The targeted companies, subsidiaries of HealthMarkets Inc., North Richland Hills, Texas, appeared to have significant problems with training agents, educating customers, handling claims and working with regulators during the period covered, which extended from Jan. 1, 2000, to Dec. 31, 2005, Washington state officials say in a summary of the exam findings.

“Transparency of activities, relationships and financial arrangements between various affiliated HealthMarkets entities and the associations was insufficient and an ongoing area of concern,” officials say.

The Washington and Alaska regulators led the exam effort for a group that included a total of 36 states and other jurisdictions.

Regulators now are starting to develop enforcement action recommendations, officials say.

The HealthMarkets examined include Mega Life and Health Insurance Company, Mid-West National Insurance Company of Tennessee, and Chesapeake Life Insurance Company.

The examiners themselves note that the HealthMarkets underwent a change in ownership in April 2006 and have made many changes in compliance and complaint-handling procedures since the end of the exam period.

HealthMarkets contends that the exam report “underscores significant changes and improvements begun in 2003.”
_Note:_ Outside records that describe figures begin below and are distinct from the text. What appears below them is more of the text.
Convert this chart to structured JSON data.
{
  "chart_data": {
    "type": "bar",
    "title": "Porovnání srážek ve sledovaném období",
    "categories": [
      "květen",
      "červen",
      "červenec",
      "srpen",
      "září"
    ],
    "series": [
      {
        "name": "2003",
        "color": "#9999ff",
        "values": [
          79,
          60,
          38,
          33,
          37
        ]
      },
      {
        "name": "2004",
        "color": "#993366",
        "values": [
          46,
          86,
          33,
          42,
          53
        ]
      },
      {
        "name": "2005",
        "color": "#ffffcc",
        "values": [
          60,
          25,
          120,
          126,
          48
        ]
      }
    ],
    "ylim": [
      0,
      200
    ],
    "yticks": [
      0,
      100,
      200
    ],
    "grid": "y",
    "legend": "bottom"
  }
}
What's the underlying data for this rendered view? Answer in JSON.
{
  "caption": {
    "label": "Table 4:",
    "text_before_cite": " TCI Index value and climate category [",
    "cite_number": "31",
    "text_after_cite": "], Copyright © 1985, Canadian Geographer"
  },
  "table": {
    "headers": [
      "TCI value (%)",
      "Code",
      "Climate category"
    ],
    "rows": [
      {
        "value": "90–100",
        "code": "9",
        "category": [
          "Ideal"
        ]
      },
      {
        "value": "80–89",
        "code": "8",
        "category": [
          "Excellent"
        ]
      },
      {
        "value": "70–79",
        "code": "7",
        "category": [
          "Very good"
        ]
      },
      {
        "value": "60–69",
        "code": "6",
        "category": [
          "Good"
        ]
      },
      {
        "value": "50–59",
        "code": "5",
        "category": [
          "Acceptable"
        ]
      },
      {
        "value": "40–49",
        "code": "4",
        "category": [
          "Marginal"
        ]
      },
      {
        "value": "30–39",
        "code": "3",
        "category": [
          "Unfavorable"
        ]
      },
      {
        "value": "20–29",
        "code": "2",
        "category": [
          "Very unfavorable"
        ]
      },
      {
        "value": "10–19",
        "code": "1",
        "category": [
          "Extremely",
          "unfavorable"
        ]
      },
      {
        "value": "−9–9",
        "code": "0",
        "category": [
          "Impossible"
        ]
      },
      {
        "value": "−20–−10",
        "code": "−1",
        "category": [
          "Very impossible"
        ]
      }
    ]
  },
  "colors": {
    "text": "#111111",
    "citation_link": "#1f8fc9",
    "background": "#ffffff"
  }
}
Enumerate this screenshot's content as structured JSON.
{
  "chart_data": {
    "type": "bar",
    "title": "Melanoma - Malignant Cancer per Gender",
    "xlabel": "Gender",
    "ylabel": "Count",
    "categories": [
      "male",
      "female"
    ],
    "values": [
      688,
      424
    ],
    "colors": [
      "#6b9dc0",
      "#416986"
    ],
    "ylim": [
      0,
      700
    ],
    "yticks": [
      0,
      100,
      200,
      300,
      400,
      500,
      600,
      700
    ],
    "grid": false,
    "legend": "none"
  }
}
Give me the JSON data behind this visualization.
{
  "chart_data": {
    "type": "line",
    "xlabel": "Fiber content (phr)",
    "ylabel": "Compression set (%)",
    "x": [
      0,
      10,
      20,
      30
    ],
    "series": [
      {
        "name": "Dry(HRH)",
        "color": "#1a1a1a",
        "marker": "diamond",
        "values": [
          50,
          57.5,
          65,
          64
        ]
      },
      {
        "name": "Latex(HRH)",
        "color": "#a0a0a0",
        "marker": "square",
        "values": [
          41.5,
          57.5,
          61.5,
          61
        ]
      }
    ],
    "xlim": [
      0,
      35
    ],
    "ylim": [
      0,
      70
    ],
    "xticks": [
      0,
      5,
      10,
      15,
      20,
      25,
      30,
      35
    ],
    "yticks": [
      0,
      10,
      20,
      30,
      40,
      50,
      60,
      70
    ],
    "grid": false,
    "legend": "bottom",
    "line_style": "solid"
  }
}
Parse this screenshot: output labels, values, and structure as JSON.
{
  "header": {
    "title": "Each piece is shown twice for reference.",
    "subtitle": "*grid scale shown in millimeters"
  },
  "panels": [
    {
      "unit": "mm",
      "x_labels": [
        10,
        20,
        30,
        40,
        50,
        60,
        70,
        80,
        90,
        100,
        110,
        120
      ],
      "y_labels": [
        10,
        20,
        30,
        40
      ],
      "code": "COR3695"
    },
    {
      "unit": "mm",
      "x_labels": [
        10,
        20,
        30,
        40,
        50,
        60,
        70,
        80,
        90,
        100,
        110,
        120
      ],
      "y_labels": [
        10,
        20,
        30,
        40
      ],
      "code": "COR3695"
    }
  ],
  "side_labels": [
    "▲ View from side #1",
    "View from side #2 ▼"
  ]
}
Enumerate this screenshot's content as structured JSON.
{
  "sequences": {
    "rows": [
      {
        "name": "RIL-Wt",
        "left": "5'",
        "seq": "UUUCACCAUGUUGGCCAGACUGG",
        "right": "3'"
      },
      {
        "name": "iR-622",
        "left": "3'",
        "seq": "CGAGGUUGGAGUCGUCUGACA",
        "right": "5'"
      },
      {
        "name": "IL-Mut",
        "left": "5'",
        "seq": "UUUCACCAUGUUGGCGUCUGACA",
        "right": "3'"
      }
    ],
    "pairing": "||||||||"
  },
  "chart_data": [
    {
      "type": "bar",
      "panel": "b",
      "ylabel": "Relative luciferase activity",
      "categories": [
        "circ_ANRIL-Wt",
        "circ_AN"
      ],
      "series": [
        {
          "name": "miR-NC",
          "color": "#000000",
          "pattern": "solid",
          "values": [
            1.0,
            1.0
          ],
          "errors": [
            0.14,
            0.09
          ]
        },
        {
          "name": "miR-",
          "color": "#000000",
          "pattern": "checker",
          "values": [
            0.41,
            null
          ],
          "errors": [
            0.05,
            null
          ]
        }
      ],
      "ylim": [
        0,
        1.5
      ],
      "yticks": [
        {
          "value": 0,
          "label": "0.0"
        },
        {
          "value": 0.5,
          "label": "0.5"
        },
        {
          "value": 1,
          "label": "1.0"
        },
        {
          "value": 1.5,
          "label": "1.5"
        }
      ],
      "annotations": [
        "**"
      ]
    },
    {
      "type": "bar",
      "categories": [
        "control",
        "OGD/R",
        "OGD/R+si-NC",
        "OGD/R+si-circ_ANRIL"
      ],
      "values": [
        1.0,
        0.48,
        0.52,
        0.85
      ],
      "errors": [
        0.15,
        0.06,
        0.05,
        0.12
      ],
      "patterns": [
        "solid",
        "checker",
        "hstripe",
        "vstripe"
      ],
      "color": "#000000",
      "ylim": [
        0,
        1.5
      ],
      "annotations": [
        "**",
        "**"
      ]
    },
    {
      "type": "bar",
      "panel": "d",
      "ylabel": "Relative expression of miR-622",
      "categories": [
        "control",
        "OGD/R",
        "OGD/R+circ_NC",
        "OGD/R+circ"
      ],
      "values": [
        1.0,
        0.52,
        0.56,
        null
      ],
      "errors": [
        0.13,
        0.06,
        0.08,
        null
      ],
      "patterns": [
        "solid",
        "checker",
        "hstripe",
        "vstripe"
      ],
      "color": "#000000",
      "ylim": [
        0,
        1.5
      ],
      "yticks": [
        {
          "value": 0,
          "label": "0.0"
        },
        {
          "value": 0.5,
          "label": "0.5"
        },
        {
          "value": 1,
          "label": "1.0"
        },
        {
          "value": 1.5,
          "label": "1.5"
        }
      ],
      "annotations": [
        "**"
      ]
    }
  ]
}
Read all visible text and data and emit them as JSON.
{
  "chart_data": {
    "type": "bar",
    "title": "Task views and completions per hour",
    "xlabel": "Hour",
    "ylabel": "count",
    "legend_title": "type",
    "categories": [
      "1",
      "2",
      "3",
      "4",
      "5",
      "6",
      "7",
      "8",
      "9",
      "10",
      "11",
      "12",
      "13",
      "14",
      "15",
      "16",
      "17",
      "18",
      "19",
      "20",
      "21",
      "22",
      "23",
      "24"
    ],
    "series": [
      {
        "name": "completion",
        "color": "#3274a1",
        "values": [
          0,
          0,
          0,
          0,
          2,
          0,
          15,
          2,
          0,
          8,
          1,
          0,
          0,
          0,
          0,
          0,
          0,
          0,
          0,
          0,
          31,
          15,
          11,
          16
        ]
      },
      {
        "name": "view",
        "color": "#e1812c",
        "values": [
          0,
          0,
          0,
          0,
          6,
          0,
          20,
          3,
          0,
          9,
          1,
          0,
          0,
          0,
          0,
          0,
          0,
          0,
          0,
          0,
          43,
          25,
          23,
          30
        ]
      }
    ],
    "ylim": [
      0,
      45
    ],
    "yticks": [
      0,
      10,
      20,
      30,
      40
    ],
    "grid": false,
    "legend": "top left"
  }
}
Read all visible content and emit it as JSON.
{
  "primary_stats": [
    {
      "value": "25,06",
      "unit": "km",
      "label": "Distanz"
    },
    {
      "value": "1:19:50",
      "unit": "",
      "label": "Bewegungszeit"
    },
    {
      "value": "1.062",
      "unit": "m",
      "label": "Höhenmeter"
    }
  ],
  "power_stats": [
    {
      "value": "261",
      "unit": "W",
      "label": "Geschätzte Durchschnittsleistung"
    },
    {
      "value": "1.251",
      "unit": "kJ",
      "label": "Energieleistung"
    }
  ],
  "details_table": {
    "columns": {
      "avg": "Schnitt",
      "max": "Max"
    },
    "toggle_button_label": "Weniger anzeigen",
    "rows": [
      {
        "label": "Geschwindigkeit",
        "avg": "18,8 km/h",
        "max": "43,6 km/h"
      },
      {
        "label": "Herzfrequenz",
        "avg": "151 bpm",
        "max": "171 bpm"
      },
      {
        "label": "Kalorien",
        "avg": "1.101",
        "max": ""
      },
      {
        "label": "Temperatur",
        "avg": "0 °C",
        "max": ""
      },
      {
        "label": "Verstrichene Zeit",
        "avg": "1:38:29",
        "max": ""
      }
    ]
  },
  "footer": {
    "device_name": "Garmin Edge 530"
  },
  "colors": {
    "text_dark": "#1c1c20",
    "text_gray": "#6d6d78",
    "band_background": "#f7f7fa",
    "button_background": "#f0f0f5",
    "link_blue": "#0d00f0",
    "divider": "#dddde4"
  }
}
“Beginning in early 2003, almost 2 years before the multi-state exam was announced, our company began an intensive and exhaustive program to address the majority of the issues that were later identified in the exam,” HealthMarkets President William Gedwed says in a statement. “The changes we have made over the last 5 years have been meaningful and extensive and have resulted in improvements across all of the company’s operations.”

The company and its units started, for example, to call every health insurance purchaser to review plan coverage details, HealthMarkets says.

About 99% of the customers contacted end up keeping their policies, HealthMarkets says.

Other efforts have cut the insurance subsidiaries’ complaint rates about 50%, HealthMarkets says.

Moreover, the units examined passed 46 of 50 tests prescribed by the National Association of Insurance Commissioners, Kansas City, Mo., and the company has started an extensive agent training program, the company says.

“We do not tolerate any agent behavior that is intended to mislead customers or that violates marketing guidelines,” HealthMarkets says.